Sembilan Belas

9K 649 120
                                    

Langkah tagap Gavin berjalan menuju bangunan yang beberapa hari ini Gavin tinggalkan. Gavin tersenyum karena ia bersyukur Tuhan masih memberinya kesempatan untuk melangkahkan kaki dirumahnya ini lagi.

Setitik harapan muncul pada diri Gavin, setelah ia beberapa hari koma dirumah sakit dan menjalani berbagai pengobatan yang menurutnya sangat menyakitkan itu akhirnya tubuhnya beristirahat untuk sementara waktu. Gavin membawa tas ransel hitam berisi pakaian-pakaiannya selama dirumah sakit kemarin.

Ceklekk

"saya kira kamu sudah mati"

Jleb

Tubuh Gavin mematung setelah mendengar lima kata yang terucap dari mulut sang ayah. Gavin tersenyum getir, harusnya dia tidak berharap banyak dirumah ini.

"p-pah, Gavin--"

Tanpa menunggu kalimat yang terucap dari mulut Gavin. Mahardika meninggalkan ruang tamu dan berjalan menuju ruang kerjanya yang terdapat di lantai dua. Gavin meringis, baru menginjakan kaki di rumah ini lagi, Ayahnya memberikan Gavin luka yanh bahkan luka sebelumnya masih basah.

Gavin menatap sekeliling rumahnya dengan pandangan nanar. Rumah yang dulu adalah surganya kini menjadi nerakanya. Rumah yang dulu dipenuhi kasih sayang untuknya, kini hanya berisikan kebencian untuk Gavin.

"Den Gavin"

Gavin terkesiap karena mendengar suara lembut itu. Gavin menoleh, mendapati bi inah yang sedang tersenyum tulus ke arahnya. Senyum yang selama ini menjadi obat lelah Gavin.

"iya bi?"

"sini bibi bawain tasnya, pasti tasnya berat kan?"tawar bi inah.

Gavin menggeleng, rasanya ia tak enak hati jika membiarkan tasnya dibawakan oleh bi inah. "ga usah bi, Ini berat, bibi ga akan kuat, biar Gavin saja"canda Gavin.

"Den Gavin ini kaya sama siapa aja, yaudah, Den Gavin istirahat gih dikamar, nanti bibi bawain makan malam buat den Gavin. Gavin mengangguk, mengiyakan.

Gavin berjalan menuju lantai dua dengan tertunduk, salah apa Gavin sampai ia mendapat kebencian sebesar ini. Gavin tidak mengerti alur yang diberikan Tuhan untuknya, tapi Gavin tau, ia akan bahagia pada akhirnya.

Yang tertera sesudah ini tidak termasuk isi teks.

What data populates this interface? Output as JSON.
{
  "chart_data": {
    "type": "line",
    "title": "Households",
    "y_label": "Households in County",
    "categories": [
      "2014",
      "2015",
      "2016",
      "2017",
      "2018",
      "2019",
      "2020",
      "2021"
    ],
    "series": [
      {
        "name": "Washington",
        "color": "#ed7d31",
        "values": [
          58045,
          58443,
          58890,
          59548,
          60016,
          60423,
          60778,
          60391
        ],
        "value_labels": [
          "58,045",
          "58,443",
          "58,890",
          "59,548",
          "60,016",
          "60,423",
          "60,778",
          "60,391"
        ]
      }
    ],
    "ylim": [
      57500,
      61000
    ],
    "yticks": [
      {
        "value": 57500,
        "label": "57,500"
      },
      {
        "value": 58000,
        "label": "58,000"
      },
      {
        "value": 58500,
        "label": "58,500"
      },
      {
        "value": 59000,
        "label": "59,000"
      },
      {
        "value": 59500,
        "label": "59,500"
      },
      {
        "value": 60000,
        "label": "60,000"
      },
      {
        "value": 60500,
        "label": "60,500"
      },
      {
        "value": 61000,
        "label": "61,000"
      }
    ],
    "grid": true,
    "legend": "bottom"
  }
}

Sampai dikamarnya, Gavin melemparkan tasnya kesembarang arah. Ia lalu membaringkan tubuhnya di ranjang. Menatap langit langit kamar dengan kosong. Apakah koma-nya kemarin tidak berarti bagi kakak dan juga Ayahnya? Gavin tidak tahu.

Gavin memegang dadanya, rasanya memang sudah dekat saatnya Gavin menemui bunda dan juga kakak perempuannya di surga. Gavin bangun ia melangkah menuju balkon kamarnya untuk menatap langit. Karena bagi Gavin, menatap langit sama saja mengobati rindu yang tak terbalaskan dihatinya.

"Bunda, kakak, Gavin ga kuat bunda"ucap Gavin. Ia mendongak menatap langit yang malam hari ini mendung, tanpa ada bintang. Seakan bunda dan kakaknya ikut membenci Gavin.

"apa yang dikatakan papah bener bun, kak? Kalau seharusnya Gavin mati kemarin--"Gavin mengusap air matanya yang menetes tiba-tiba.

"Gavin cape bunda, Gav-in butuh bundaa"ucap Gavin. Sekarang ia menangis, sendiri seperti biasa, tanpa ada yang mengusap punggungnya dan menenangkannya.

***

Kavin terbangun dari tidurnya ketika mimpi buruk mengusik tidur nyenyaknya. Keringat mengucur dari dahinya, nafas Kavin pun terengah-engah. Entah mimpi apa yang Kavin alami malam ini.

Gavin memutuskan beranjak dari tempat tidurnya lalu menuju balkon kecil kamarnya yang terdapat sebuah sofa kecil. Kavin duduk lalu memijat pangkal hidungnya pelan. Entah akhir akhir ini, sepertinya tubuhnya semakin ringkih.